Glasgow subway station

Kelvinbridge subway station (Drochaid Cheilbhinn) is a Glasgow Subway station serving the Woodlands, Woodside and Hillhead areas of Glasgow, Scotland. It is named after the bridge crossing the River Kelvin, next to the station. This station is one of the two serving Kelvingrove Park, the other being Kelvinhall.

The station – along with the rest of the Subway system – was opened in 1896 and closed for refurbishment in 1977, reopening in 1980. It retains the original island platform layout, and is by far the busiest station to retain this configuration.

The station has a car park, built on the site of the goods yard at Kelvinbridge on the Stobcross to Maryhill Central line.

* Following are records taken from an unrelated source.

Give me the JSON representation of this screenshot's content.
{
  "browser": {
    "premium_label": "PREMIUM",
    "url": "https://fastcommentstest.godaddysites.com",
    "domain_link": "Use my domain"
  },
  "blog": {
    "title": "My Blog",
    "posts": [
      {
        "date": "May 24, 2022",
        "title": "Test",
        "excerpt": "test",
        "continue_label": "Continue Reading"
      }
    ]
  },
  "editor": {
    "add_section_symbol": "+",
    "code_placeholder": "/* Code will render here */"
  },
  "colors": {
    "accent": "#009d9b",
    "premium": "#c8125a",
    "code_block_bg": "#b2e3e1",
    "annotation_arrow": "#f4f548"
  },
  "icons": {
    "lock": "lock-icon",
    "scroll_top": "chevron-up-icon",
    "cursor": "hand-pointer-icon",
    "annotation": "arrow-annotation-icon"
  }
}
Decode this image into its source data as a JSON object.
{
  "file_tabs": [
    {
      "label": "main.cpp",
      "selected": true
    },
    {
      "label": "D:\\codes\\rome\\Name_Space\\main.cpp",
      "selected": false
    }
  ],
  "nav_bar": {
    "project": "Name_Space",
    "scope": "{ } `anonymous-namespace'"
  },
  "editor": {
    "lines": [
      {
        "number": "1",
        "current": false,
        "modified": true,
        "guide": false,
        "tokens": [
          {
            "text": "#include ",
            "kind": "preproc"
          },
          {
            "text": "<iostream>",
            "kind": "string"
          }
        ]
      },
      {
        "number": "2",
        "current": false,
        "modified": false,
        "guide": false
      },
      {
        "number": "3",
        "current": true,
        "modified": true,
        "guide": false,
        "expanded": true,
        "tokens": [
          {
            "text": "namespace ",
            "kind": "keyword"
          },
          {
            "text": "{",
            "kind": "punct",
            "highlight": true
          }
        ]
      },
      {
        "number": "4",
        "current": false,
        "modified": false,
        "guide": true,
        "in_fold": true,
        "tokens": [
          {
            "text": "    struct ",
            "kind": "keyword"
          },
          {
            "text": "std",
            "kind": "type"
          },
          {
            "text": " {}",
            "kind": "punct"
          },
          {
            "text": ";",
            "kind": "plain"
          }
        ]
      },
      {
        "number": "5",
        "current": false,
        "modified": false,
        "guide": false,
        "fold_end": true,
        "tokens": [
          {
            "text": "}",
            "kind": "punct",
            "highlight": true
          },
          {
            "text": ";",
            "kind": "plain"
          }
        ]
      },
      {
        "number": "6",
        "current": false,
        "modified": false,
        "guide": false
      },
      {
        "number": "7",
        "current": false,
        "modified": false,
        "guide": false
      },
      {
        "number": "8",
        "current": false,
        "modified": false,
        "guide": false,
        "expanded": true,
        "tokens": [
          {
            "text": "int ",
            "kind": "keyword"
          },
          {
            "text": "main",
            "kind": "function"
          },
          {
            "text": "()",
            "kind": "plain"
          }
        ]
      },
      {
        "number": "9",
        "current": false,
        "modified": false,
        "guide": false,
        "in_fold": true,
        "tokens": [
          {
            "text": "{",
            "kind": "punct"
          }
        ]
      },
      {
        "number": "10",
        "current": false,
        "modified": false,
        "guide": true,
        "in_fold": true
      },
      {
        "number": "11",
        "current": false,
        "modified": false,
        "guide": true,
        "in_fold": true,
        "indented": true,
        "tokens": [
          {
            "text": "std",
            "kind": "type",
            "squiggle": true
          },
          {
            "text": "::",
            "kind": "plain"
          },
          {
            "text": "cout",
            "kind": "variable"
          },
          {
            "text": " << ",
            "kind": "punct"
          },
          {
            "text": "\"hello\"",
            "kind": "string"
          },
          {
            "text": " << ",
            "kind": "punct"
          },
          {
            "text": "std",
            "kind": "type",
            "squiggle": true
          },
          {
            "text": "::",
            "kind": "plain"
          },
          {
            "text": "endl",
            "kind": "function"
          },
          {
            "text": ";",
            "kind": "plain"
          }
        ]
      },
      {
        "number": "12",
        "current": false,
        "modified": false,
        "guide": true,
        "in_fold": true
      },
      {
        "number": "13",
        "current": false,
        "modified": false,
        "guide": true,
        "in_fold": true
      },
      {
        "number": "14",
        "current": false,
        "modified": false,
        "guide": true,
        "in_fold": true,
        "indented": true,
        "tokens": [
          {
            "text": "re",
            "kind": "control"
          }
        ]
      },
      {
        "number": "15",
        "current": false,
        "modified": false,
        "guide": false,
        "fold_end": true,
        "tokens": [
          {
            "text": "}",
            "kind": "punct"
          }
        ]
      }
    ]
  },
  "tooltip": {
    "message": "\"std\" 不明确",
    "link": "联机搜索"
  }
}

The station is the deepest station on the Subway due to its close proximity to the River Kelvin - and as such the tunnels are prone to seepage in this area, necessitating pumping systems which run continuously to keep the station dry. It was originally entered through a tenement block on South Woodside Road with access to Great Western Road via an external cast iron staircase descending from the eponymous bridge. Following modernisation, a purpose-built surface-level ticket hall has offered direct access to the new main entrance on Great Western Road via a glass-enclosed escalator.

The former station entrance is now the emergency exit from today's station, the emergency exit being marked by red doors at the bottom of the iron staircase, and "keep clear" signs.